The logic seems to hold water. Digital Trends explained that the Super Bowl has morphed over the years into a post-Christmas sales opportunity for electronics manufacturers to unload as many of last year’s models that didn’t get sold over the holidays. A 2015 FatWallet.com survey found that the days leading up to the Super Bowl represent one of the most active times for TV sales throughout the entire year, second only to Black Friday. But that all skirts the real issue: Are there any true deals to be had prior to kickoff?
Unlike the decisive nature of the Super Bowl, there’s no such definitive answer for pre-game TV discounts. Sara Skirboll, a spokeswoman for RetailMeNot, told NBC News that those consumers might find themselves the unintended victims of poor clock management. According to Skirboll, the average high-definition TV was priced between 42 percent and 47 percent below normal on Black Friday. Fast forward a few months to just before the Super Bowl and those discounts have slid to just 25 percent.
If this comes as a surprise to consumers, they’re not alone. It’s a shock to Skirboll as well. RetailMeNot had predicted those discounts to persist well into 2016 as retailers made inventory space for the newest gadgets coming out of the recently wrapped CES 2016.

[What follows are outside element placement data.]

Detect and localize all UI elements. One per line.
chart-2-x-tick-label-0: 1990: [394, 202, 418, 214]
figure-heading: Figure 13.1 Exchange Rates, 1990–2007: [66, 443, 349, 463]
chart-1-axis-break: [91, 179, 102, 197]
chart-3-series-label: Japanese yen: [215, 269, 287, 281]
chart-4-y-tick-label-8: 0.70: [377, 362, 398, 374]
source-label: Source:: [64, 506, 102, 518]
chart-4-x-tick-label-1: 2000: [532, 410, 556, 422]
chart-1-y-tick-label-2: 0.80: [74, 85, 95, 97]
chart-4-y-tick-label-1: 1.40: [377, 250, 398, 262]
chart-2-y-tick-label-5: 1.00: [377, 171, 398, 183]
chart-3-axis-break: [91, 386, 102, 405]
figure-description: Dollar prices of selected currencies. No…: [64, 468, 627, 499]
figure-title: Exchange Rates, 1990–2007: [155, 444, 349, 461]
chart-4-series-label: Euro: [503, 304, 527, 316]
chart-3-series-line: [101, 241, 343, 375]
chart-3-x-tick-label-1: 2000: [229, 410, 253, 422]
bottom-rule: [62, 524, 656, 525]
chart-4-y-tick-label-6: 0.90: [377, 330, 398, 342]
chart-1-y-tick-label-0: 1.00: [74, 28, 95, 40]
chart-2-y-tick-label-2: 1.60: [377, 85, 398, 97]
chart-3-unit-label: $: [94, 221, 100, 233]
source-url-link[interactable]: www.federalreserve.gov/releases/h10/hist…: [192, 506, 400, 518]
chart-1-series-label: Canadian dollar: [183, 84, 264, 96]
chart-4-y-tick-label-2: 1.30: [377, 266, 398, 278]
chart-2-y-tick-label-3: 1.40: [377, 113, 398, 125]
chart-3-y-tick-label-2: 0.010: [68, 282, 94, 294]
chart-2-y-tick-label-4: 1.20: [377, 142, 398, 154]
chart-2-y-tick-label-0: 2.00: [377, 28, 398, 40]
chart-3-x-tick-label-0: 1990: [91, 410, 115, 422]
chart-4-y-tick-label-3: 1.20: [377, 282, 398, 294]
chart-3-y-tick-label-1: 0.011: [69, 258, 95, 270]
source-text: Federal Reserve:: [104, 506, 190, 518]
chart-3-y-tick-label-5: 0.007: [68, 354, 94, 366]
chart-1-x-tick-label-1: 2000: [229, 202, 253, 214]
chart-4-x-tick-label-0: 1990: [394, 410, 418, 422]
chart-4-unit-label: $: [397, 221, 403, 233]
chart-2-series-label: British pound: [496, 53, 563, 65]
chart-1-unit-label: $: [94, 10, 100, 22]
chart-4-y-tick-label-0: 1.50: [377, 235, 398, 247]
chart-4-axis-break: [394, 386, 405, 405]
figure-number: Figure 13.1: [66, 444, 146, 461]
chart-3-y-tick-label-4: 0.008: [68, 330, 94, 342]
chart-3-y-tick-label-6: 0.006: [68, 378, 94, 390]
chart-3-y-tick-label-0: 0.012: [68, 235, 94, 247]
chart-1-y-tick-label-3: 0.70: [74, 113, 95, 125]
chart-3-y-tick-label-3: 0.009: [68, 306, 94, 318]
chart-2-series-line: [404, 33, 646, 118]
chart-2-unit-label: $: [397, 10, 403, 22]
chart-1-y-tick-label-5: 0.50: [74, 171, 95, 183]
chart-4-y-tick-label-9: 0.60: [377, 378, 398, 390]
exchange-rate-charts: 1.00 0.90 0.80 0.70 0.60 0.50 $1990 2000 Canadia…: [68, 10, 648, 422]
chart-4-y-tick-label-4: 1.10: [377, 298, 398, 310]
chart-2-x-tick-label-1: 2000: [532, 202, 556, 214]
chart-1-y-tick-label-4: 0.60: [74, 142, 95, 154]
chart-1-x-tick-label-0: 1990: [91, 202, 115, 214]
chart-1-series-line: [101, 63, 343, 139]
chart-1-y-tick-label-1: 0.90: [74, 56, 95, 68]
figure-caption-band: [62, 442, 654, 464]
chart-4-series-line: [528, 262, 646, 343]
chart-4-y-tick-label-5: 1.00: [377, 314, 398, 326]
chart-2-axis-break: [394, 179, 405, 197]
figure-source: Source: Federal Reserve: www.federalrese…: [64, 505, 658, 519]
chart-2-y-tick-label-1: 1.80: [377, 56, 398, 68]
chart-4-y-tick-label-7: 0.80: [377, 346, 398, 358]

“I think the prediction being off is not necessarily a direct correlation to the Super Bowl, but rather about the cost of goods and the amount of people buying those goods over the last few months,” Skirboll told NBC News. “Retailers may have discounted so heavily — to the consumer’s delight — in late December and early January … (that) they are having to readjust the remainder of their January promotional calendar, which includes television sets.”
Another complicating factor to depressed TV discounts ahead of the Super Bowl has to do with the differing nature of TV sets. Brent Shelton, an analyst at FatWallet.com, told NBC that many of the TVs that go on sale around Black Friday are general-use models that aren’t optimized for any particular viewing mode. However, most pre-Super Bowl discounted TVs are designed with higher refresh rates and better color contrast modes to enhance the fast-paced, multiple-subject field of a football game. Especially as this higher end of the TV spectrum becomes even more advanced with 4K resolution and integrated Wi-Fi, retailers might be more hesitant to slap deep discounts on their premium items.
Shelton did acknowledge that the higher prices of these more advanced TVs may still lead to sizeable discounts, despite lower percentages. However, the super-patient football fan who can stomach watching the big game on an old TV might end up coming out on top; in the days immediately after the Lombardi Trophy is handed out, discounts can spike up to 20 percent on high-end TVs, according to Digital Trends.
Just as coaches pour over playbooks and game film in the weeks leading up to the Super Bowl, if the average consumer wants anything close to a deal on a top-shelf TV before the big game this year, they have to do almost as much legwork as the teams they root for.